The Justice Department announced on Apr. 10 that the U.S. District Court for the Southern District of New York has revoked the naturalized citizenship of Michael Pizzuti, a native of Italy, after finding he illegally obtained his status as a U.S. citizen.
The case is significant because it involves both criminal activity and fraudulent misrepresentation during the naturalization process, raising questions about safeguards in place to ensure only those with good moral character are granted citizenship.
According to court findings, Pizzuti committed several crimes from July 1998 through August 2000, including dealing in counterfeit money, trafficking contraband cigarettes, conspiring to steal a truck, and mail fraud. He was arrested and indicted on December 5, 2001, pleaded guilty to these charges, and was sentenced to fifteen months in prison. Between May and September 2001—before his naturalization—Pizzuti violently extorted his financial advisor by breaking into his home at gunpoint after discovering the advisor was running a Ponzi scheme with Pizzuti’s money. He forced the advisor to continue the scheme until he could recover his investment and destroyed computer records related to these actions. For this conduct, Pizzuti was convicted in 2005 (after becoming a citizen) and sentenced to seventeen-and-a-half years in prison.

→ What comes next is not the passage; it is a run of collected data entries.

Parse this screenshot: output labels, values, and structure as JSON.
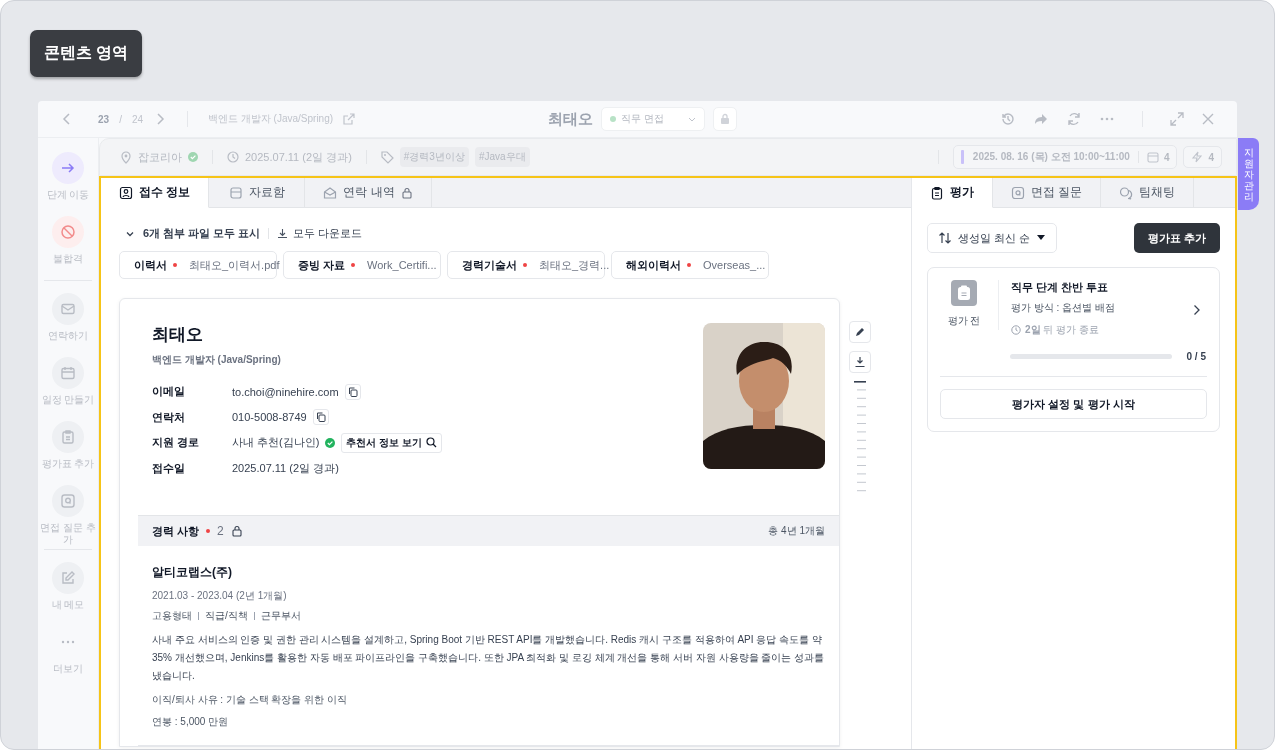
{
  "area_label": "콘텐츠 영역",
  "topbar": {
    "page_current": "23",
    "page_sep": "/",
    "page_total": "24",
    "job": "백엔드 개발자 (Java/Spring)",
    "name": "최태오",
    "stage": "직무 면접"
  },
  "infobar": {
    "source": "잡코리아",
    "date": "2025.07.11 (2일 경과)",
    "tags": [
      "#경력3년이상",
      "#Java우대"
    ],
    "schedule": "2025. 08. 16 (목) 오전 10:00~11:00",
    "calendar_count": "4",
    "flash_count": "4"
  },
  "side_tab": "지원자 관리",
  "rail_groups": [
    {
      "items": [
        {
          "label": "단계 이동",
          "kind": "move"
        },
        {
          "label": "불합격",
          "kind": "reject"
        }
      ]
    },
    {
      "items": [
        {
          "label": "연락하기",
          "kind": "mail"
        },
        {
          "label": "일정 만들기",
          "kind": "calendar"
        },
        {
          "label": "평가표 추가",
          "kind": "clipboard"
        },
        {
          "label": "면접 질문 추가",
          "kind": "question"
        }
      ]
    },
    {
      "items": [
        {
          "label": "내 메모",
          "kind": "memo"
        },
        {
          "label": "더보기",
          "kind": "more"
        }
      ]
    }
  ],
  "left_tabs": [
    {
      "label": "접수 정보",
      "kind": "person",
      "selected": true,
      "locked": false
    },
    {
      "label": "자료함",
      "kind": "box",
      "selected": false,
      "locked": false
    },
    {
      "label": "연락 내역",
      "kind": "mail",
      "selected": false,
      "locked": true
    }
  ],
  "attachments": {
    "toggle": "6개 첨부 파일 모두 표시",
    "download": "모두 다운로드",
    "files": [
      {
        "type": "이력서",
        "name": "최태오_이력서.pdf",
        "required": true
      },
      {
        "type": "증빙 자료",
        "name": "Work_Certifi...",
        "required": true
      },
      {
        "type": "경력기술서",
        "name": "최태오_경력...",
        "required": true
      },
      {
        "type": "해외이력서",
        "name": "Overseas_...",
        "required": true
      }
    ]
  },
  "profile": {
    "name": "최태오",
    "role": "백엔드 개발자 (Java/Spring)",
    "fields": [
      {
        "label": "이메일",
        "value": "to.choi@ninehire.com",
        "copy": true
      },
      {
        "label": "연락처",
        "value": "010-5008-8749",
        "copy": true
      },
      {
        "label": "지원 경로",
        "value": "사내 추천(김나인)",
        "verified": true,
        "action": "추천서 정보 보기"
      },
      {
        "label": "접수일",
        "value": "2025.07.11 (2일 경과)"
      }
    ]
  },
  "career": {
    "title": "경력 사항",
    "count": "2",
    "total": "총 4년 1개월",
    "entries": [
      {
        "company": "알티코랩스(주)",
        "period": "2021.03 - 2023.04 (2년 1개월)",
        "meta": [
          "고용형태",
          "직급/직책",
          "근무부서"
        ],
        "description": "사내 주요 서비스의 인증 및 권한 관리 시스템을 설계하고, Spring Boot 기반 REST API를 개발했습니다. Redis 캐시 구조를 적용하여 API 응답 속도를 약 35% 개선했으며, Jenkins를 활용한 자동 배포 파이프라인을 구축했습니다. 또한 JPA 최적화 및 로깅 체계 개선을 통해 서버 자원 사용량을 줄이는 성과를 냈습니다.",
        "reason": "이직/퇴사 사유 : 기술 스택 확장을 위한 이직",
        "salary": "연봉 : 5,000 만원"
      }
    ]
  },
  "right_tabs": [
    {
      "label": "평가",
      "kind": "clipboard",
      "selected": true
    },
    {
      "label": "면접 질문",
      "kind": "question",
      "selected": false
    },
    {
      "label": "팀채팅",
      "kind": "chat",
      "selected": false
    }
  ],
  "sort": "생성일 최신 순",
  "add_button": "평가표 추가",
  "eval_card": {
    "status": "평가 전",
    "title": "직무 단계 찬반 투표",
    "method": "평가 방식 : 옵션별 배점",
    "deadline": "**2일** 뒤 평가 종료",
    "level": 0,
    "count": "0 / 5",
    "button": "평가자 설정 및 평가 시작"
  }
}
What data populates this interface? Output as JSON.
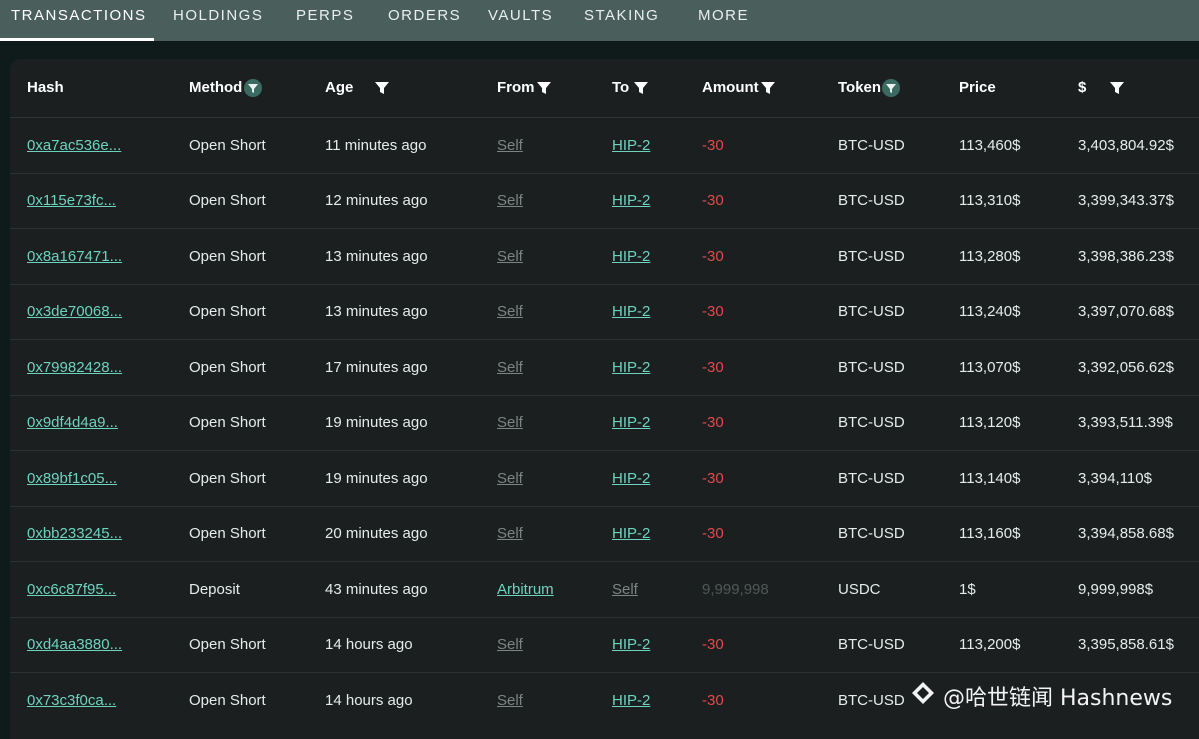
{
  "tabs": [
    "TRANSACTIONS",
    "HOLDINGS",
    "PERPS",
    "ORDERS",
    "VAULTS",
    "STAKING",
    "MORE"
  ],
  "active_tab": "TRANSACTIONS",
  "columns": [
    "Hash",
    "Method",
    "Age",
    "From",
    "To",
    "Amount",
    "Token",
    "Price",
    "$"
  ],
  "rows": [
    {
      "hash": "0xa7ac536e...",
      "method": "Open Short",
      "age": "11 minutes ago",
      "from": "Self",
      "to": "HIP-2",
      "amount": "-30",
      "token": "BTC-USD",
      "price": "113,460$",
      "usd": "3,403,804.92$"
    },
    {
      "hash": "0x115e73fc...",
      "method": "Open Short",
      "age": "12 minutes ago",
      "from": "Self",
      "to": "HIP-2",
      "amount": "-30",
      "token": "BTC-USD",
      "price": "113,310$",
      "usd": "3,399,343.37$"
    },
    {
      "hash": "0x8a167471...",
      "method": "Open Short",
      "age": "13 minutes ago",
      "from": "Self",
      "to": "HIP-2",
      "amount": "-30",
      "token": "BTC-USD",
      "price": "113,280$",
      "usd": "3,398,386.23$"
    },
    {
      "hash": "0x3de70068...",
      "method": "Open Short",
      "age": "13 minutes ago",
      "from": "Self",
      "to": "HIP-2",
      "amount": "-30",
      "token": "BTC-USD",
      "price": "113,240$",
      "usd": "3,397,070.68$"
    },
    {
      "hash": "0x79982428...",
      "method": "Open Short",
      "age": "17 minutes ago",
      "from": "Self",
      "to": "HIP-2",
      "amount": "-30",
      "token": "BTC-USD",
      "price": "113,070$",
      "usd": "3,392,056.62$"
    },
    {
      "hash": "0x9df4d4a9...",
      "method": "Open Short",
      "age": "19 minutes ago",
      "from": "Self",
      "to": "HIP-2",
      "amount": "-30",
      "token": "BTC-USD",
      "price": "113,120$",
      "usd": "3,393,511.39$"
    },
    {
      "hash": "0x89bf1c05...",
      "method": "Open Short",
      "age": "19 minutes ago",
      "from": "Self",
      "to": "HIP-2",
      "amount": "-30",
      "token": "BTC-USD",
      "price": "113,140$",
      "usd": "3,394,110$"
    },
    {
      "hash": "0xbb233245...",
      "method": "Open Short",
      "age": "20 minutes ago",
      "from": "Self",
      "to": "HIP-2",
      "amount": "-30",
      "token": "BTC-USD",
      "price": "113,160$",
      "usd": "3,394,858.68$"
    },
    {
      "hash": "0xc6c87f95...",
      "method": "Deposit",
      "age": "43 minutes ago",
      "from": "Arbitrum",
      "to": "Self",
      "amount": "9,999,998",
      "token": "USDC",
      "price": "1$",
      "usd": "9,999,998$"
    },
    {
      "hash": "0xd4aa3880...",
      "method": "Open Short",
      "age": "14 hours ago",
      "from": "Self",
      "to": "HIP-2",
      "amount": "-30",
      "token": "BTC-USD",
      "price": "113,200$",
      "usd": "3,395,858.61$"
    },
    {
      "hash": "0x73c3f0ca...",
      "method": "Open Short",
      "age": "14 hours ago",
      "from": "Self",
      "to": "HIP-2",
      "amount": "-30",
      "token": "BTC-USD",
      "price": "",
      "usd": ""
    }
  ],
  "watermark": "@哈世链闻 Hashnews",
  "colors": {
    "accent": "#6ed3be",
    "negative": "#e24a4a",
    "tab_bar": "#4a5f5c",
    "panel": "#1b1f20"
  }
}
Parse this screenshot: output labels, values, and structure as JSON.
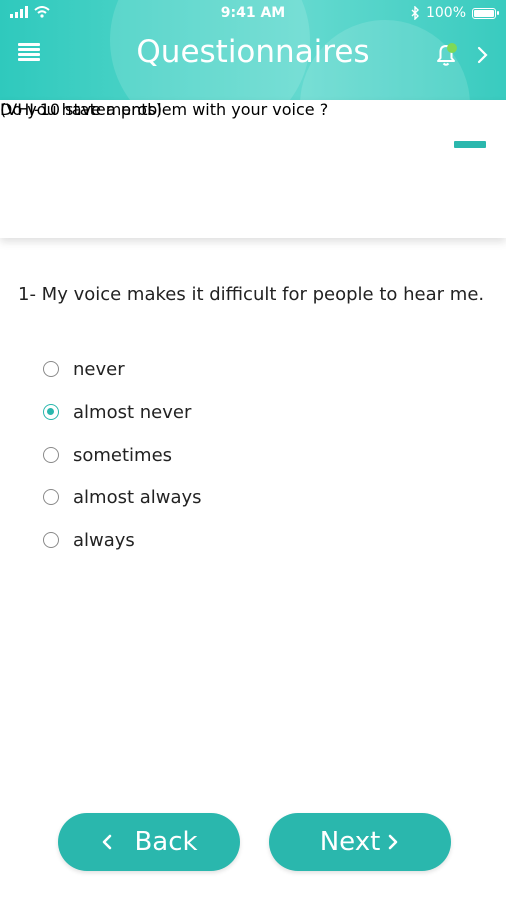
{
  "status_bar": {
    "time": "9:41 AM",
    "battery": "100%",
    "battery_level": 1.0
  },
  "header": {
    "title": "Questionnaires",
    "icons": [
      "menu-icon",
      "bell-icon",
      "chevron-right-icon"
    ],
    "notification_dot_color": "#7ed957"
  },
  "section": {
    "statements_label": "(VHI-10 statements)",
    "question": "Do you have a problem with your voice ?"
  },
  "item": {
    "text": "1- My voice makes it difficult for people to hear me.",
    "options": [
      {
        "label": "never",
        "selected": false
      },
      {
        "label": "almost never",
        "selected": true
      },
      {
        "label": "sometimes",
        "selected": false
      },
      {
        "label": "almost always",
        "selected": false
      },
      {
        "label": "always",
        "selected": false
      }
    ]
  },
  "buttons": {
    "back_label": "Back",
    "next_label": "Next"
  },
  "colors": {
    "accent": "#2ab7ad",
    "header_bg": "#4fd4c8",
    "text": "#222222"
  }
}
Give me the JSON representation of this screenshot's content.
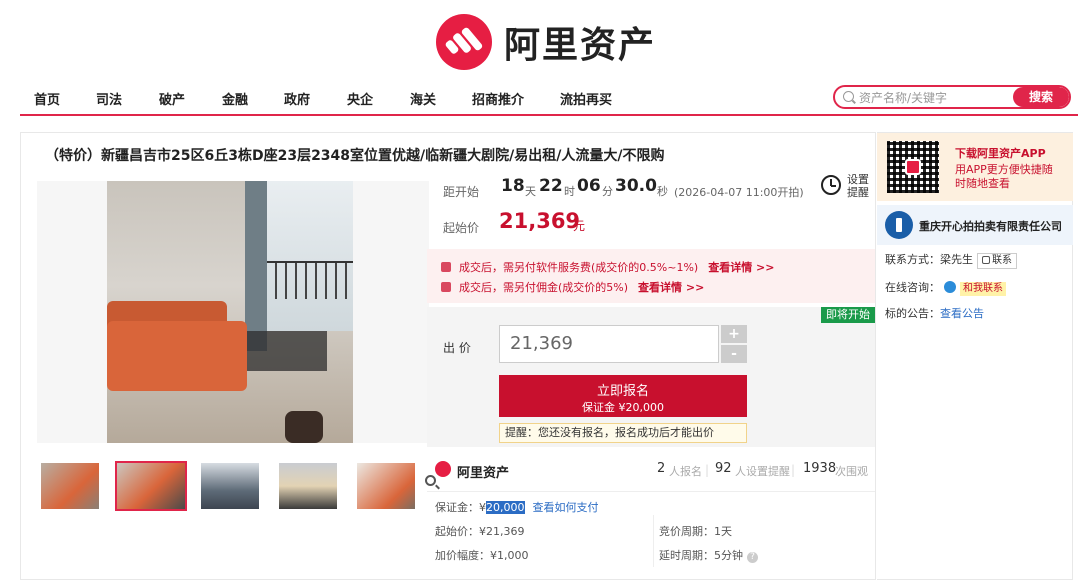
{
  "brand": {
    "name": "阿里资产",
    "accent": "#e61e43"
  },
  "nav": {
    "items": [
      "首页",
      "司法",
      "破产",
      "金融",
      "政府",
      "央企",
      "海关",
      "招商推介",
      "流拍再买"
    ]
  },
  "search": {
    "placeholder": "资产名称/关键字",
    "button": "搜索"
  },
  "listing": {
    "title": "（特价）新疆昌吉市25区6丘3栋D座23层2348室位置优越/临新疆大剧院/易出租/人流量大/不限购"
  },
  "countdown": {
    "label": "距开始",
    "days": "18",
    "days_unit": "天",
    "hours": "22",
    "hours_unit": "时",
    "minutes": "06",
    "minutes_unit": "分",
    "seconds": "30.0",
    "seconds_unit": "秒",
    "start_date": "(2026-04-07 11:00开拍)",
    "reminder": "设置提醒"
  },
  "start_price": {
    "label": "起始价",
    "value": "21,369",
    "unit": "元"
  },
  "fees": [
    {
      "text": "成交后，需另付软件服务费(成交价的0.5%~1%)",
      "link": "查看详情 >>"
    },
    {
      "text": "成交后，需另付佣金(成交价的5%)",
      "link": "查看详情 >>"
    }
  ],
  "bid": {
    "badge": "即将开始",
    "label": "出  价",
    "value": "21,369",
    "plus": "+",
    "minus": "-",
    "signup_main": "立即报名",
    "signup_sub": "保证金 ¥20,000",
    "hint": "提醒：您还没有报名，报名成功后才能出价"
  },
  "stats": {
    "brand": "阿里资产",
    "signups": "2",
    "signups_label": "人报名",
    "reminders": "92",
    "reminders_label": "人设置提醒",
    "views": "1938",
    "views_label": "次围观"
  },
  "details": {
    "deposit_label": "保证金：¥",
    "deposit_value": "20,000",
    "pay_link": "查看如何支付",
    "start_price": "起始价：¥21,369",
    "bid_period": "竞价周期：1天",
    "increment": "加价幅度：¥1,000",
    "extension": "延时周期：5分钟"
  },
  "side": {
    "app_title": "下载阿里资产APP",
    "app_desc": "用APP更方便快捷随时随地查看",
    "seller": "重庆开心拍拍卖有限责任公司",
    "contact_label": "联系方式：",
    "contact_name": "梁先生",
    "contact_btn": "联系",
    "consult_label": "在线咨询：",
    "consult_btn": "和我联系",
    "notice_label": "标的公告：",
    "notice_link": "查看公告"
  }
}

Despite being under indictment at the time of his naturalization interview on May 2, 2002—less than five months after his arrest—Pizzuti falsely testified under oath that he had never been arrested or committed any crime for which he had not been arrested. This false testimony led to him unlawfully obtaining U.S. citizenship on July 24, 2002.
Assistant Attorney General Brett A. Shumate said: “Violent criminals like this have no place in our society, and when they lie about those crimes to obtain U.S. citizenship, this Administration will stop at nothing to correct that travesty.”
The investigation into Pizzuti’s case involved Homeland Security Investigations within Immigration and Customs Enforcement (ICE) as well as ICE’s Office of Principal Legal Advisor. The civil prosecution was conducted jointly by the Civil Division’s Office of Immigration Litigation Affirmative Litigation Unit and the U.S. Attorney’s Office for the Southern District of New York.